The US bull market is over. Japan went to negative rates and the Yen rose, demonstrating that central banks – the forces that have dictated market movements for years – are no longer in control. If central banks aren’t leading the charge, markets have to start reflecting reality, which ain’t great. Signs of economic weakness are flashing in the US, while the EU is so weak as to need yet another round of stimulus. Add to all that a European banking crisis, serious risk of debt defaults from the masses of emerging market businesses with US-dollar debts, cheap oil and all of its fallouts, currency wars that are creating deflation and risk for savers, and rising political risk from Turkey to the United States.
Each of those conditions could alone lift gold. All of them together create a perfect gold storm. Reality will be somewhere in between, depending on how big each force gets.

What To Do

I’ve said this before, but I am more sure of it following PDAC (and want to repeat for new subscribers): the plan to profit has two steps.

  1. Make a wish list of stocks you want to own for a gold bull run. Choose stocks that cover the exploration-development-production-royalty spectrum because that by definition creates a range of risk levels and timelines to expected outcomes.
  2. Buy each when it makes sense. For the miners and top-tier developers that have already moved up, wait for gold to pull back. It will do so – bull markets are made of higher highs and higher lows, so enter on a low. I expect one or two pullbacks between now and the end of summer. For explorers that haven’t gained much yet, exact timing matters less – but still buy now. Positioning now has you ready if a deal pops up or if explorers as a group start to gain, which they will at some point. If you agree with me that the bottom is in for gold, there is little downside to buying today…but lots of potential upside.

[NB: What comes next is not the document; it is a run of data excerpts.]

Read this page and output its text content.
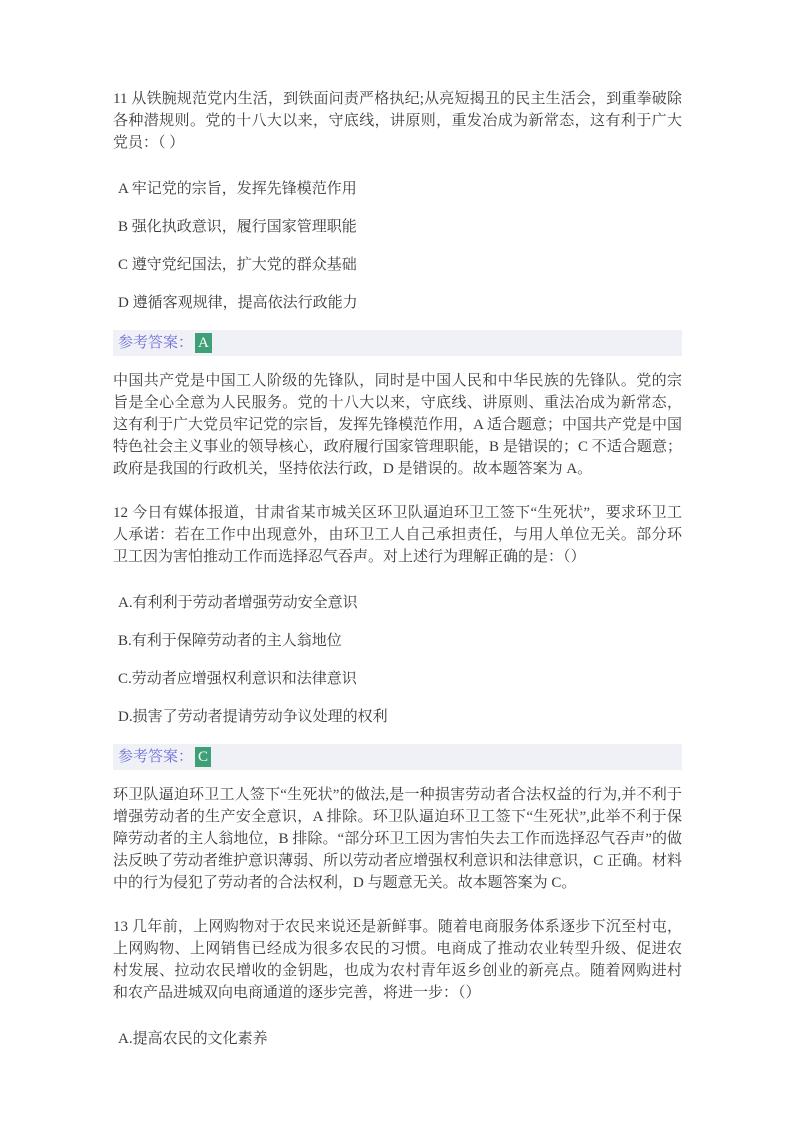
11 从铁腕规范党内生活，到铁面问责严格执纪;从亮短揭丑的民主生活会，到重拳破除各种潜规则。党的十八大以来，守底线，讲原则，重发冶成为新常态，这有利于广大党员：（ ）

A 牢记党的宗旨，发挥先锋模范作用

B 强化执政意识，履行国家管理职能

C 遵守党纪国法，扩大党的群众基础

D 遵循客观规律，提高依法行政能力

参考答案： A

中国共产党是中国工人阶级的先锋队，同时是中国人民和中华民族的先锋队。党的宗旨是全心全意为人民服务。党的十八大以来，守底线、讲原则、重法冶成为新常态，这有利于广大党员牢记党的宗旨，发挥先锋模范作用，A 适合题意；中国共产党是中国特色社会主义事业的领导核心，政府履行国家管理职能，B 是错误的；C 不适合题意；政府是我国的行政机关，坚持依法行政，D 是错误的。故本题答案为 A。

12 今日有媒体报道，甘肃省某市城关区环卫队逼迫环卫工签下“生死状”，要求环卫工人承诺：若在工作中出现意外，由环卫工人自己承担责任，与用人单位无关。部分环卫工因为害怕推动工作而选择忍气吞声。对上述行为理解正确的是：（）

A.有利利于劳动者增强劳动安全意识

B.有利于保障劳动者的主人翁地位

C.劳动者应增强权利意识和法律意识

D.损害了劳动者提请劳动争议处理的权利

参考答案： C

环卫队逼迫环卫工人签下“生死状”的做法,是一种损害劳动者合法权益的行为,并不利于增强劳动者的生产安全意识，A 排除。环卫队逼迫环卫工签下“生死状”,此举不利于保障劳动者的主人翁地位，B 排除。“部分环卫工因为害怕失去工作而选择忍气吞声”的做法反映了劳动者维护意识薄弱、所以劳动者应增强权利意识和法律意识，C 正确。材料中的行为侵犯了劳动者的合法权利，D 与题意无关。故本题答案为 C。

13 几年前，上网购物对于农民来说还是新鲜事。随着电商服务体系逐步下沉至村屯，上网购物、上网销售已经成为很多农民的习惯。电商成了推动农业转型升级、促进农村发展、拉动农民增收的金钥匙，也成为农村青年返乡创业的新亮点。随着网购进村和农产品进城双向电商通道的逐步完善，将进一步：（）

A.提高农民的文化素养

In time we will also position in other commodities. Regular readers know I am bullish on uranium, expecting a notable price move to get underway in the next 12 months. In addition I intend to increase exposure to copper and zinc. All of these are somewhat on the backburner at the moment, however, as the pressure is on to position in gold.
Positioning is an ongoing process. The decision to move on any given stock combines that stock’s individual performance with metal movements. Gold might pull back some this coming week, given the performance of the S&P. That would work out well and I would be sure to identify which of the standout stocks listed below should be bought first.
But it might not. As I’ve said before, when gold goes bull it stops playing by the rules. Net long and short positions, correlations to the US dollar, ratios with major indices or other metals – all these metrics work well to explain gold’s moves in a bear market, but they fall apart when gold goes bull.
And it’s worth noting that gold did technically enter a bull market on March 4, when a close at US$1,277.50 per oz. represented a 22% gain over gold’s low of US$1,049 on December 17.
Now, there is no guarantee that a technical bull market will continue and become the kind of gold bull market we all want. But it’s inarguably a starting point, largely because a technical bull market attracts mainstream attention. The kind of cash inflow that creates can turn a gold bull run into a self-fulfilling prophecy.